But would that have been enough? And would that have protected her mother, who still would’ve been fielding all the intrusive questions her daughter was blocking? It’s naive to think that, by avoiding Twitter or shutting down internet access entirely, Douglas wouldn’t have become aware of Hairgate or the coverage of her parents’ financial problems. It’s naive to think anything she did would’ve insulated her from all the speculating, judgmental, critical words that have proliferated since she got to London. Reporters have been actively soliciting her opinions on these stories — essentially repeating taunts and digs — the whole time she’s been there.
It’s also naive to think that the sticks and stones approach would help her–or anyone else who’s experiencing written attacks online. Take hurdler Lolo Jones, who tearfully explained to a reporter the damaging effects of pervasive criticism: “It’s hard to be positive all the time when so many people doubt your abilities.”

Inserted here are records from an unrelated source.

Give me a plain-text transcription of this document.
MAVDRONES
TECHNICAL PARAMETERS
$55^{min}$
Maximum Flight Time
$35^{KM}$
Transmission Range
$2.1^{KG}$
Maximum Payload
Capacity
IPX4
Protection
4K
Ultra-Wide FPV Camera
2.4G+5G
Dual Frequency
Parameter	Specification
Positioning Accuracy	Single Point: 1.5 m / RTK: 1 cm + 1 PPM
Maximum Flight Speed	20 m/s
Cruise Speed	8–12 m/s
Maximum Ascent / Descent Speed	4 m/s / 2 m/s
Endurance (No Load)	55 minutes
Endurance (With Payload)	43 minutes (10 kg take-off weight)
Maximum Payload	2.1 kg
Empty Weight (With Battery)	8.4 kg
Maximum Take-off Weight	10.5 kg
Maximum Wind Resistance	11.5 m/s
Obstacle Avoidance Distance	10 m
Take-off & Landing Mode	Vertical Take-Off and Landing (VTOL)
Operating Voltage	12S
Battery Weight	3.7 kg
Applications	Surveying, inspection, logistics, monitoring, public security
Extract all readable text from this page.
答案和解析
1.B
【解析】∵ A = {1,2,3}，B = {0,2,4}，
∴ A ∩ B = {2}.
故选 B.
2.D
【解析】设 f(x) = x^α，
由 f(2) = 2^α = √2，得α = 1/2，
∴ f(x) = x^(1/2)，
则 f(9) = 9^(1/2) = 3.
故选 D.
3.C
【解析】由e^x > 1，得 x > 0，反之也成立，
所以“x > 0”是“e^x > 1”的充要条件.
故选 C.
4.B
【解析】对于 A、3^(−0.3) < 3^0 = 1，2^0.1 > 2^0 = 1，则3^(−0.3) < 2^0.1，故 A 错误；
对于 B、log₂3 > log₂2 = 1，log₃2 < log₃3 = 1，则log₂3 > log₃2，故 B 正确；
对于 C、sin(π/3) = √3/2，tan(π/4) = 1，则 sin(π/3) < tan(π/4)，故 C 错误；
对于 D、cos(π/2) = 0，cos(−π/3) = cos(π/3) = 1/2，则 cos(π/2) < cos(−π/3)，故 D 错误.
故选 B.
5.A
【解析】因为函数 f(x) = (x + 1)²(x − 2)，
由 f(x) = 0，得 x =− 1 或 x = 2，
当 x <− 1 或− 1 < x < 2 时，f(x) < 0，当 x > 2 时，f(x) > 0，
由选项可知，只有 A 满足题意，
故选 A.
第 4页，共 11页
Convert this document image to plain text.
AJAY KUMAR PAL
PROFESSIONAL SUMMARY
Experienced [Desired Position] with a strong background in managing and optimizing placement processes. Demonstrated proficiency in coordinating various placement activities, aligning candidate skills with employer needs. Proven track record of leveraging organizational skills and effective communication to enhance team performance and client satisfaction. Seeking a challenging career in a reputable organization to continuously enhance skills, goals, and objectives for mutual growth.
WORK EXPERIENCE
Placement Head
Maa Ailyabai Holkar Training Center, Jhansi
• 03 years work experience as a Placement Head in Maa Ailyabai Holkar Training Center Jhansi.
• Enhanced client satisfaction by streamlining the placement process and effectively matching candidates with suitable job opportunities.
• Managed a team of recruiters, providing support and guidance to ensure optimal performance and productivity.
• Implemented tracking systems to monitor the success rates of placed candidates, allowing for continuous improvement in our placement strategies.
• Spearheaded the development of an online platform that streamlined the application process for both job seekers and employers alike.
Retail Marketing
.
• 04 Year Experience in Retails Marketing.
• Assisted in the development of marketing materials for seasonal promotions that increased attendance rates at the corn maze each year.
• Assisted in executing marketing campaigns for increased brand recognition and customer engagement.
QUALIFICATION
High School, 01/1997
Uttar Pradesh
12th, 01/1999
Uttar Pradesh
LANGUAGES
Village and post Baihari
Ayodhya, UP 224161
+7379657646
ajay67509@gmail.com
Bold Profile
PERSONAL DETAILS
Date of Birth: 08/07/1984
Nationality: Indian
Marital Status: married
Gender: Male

The “sticks and stones”/”dirt off your shoulders”/”hi, haters” approach isn’t working any better for Jones at 29 as people like Sally Jenkins (unrealistically) expect it to work for Gabby Douglas. We need to broach the subject of words and their power differently. Rather than placing the onus on the critiqued (and harassed) to ignore what’s being said about them, we need to allow for them to just as frank and direct about the effect of these incessant criticisms on their esteem and their performance.
We owe it to the girls in our lives to just let the “sticks and stones” thing die out with our generation. Hopefully, they’ll spend far less time playing to the culture’s expectation that they “toughen up” and “just ignore them” and more time taking people to task for the damage they’re causing.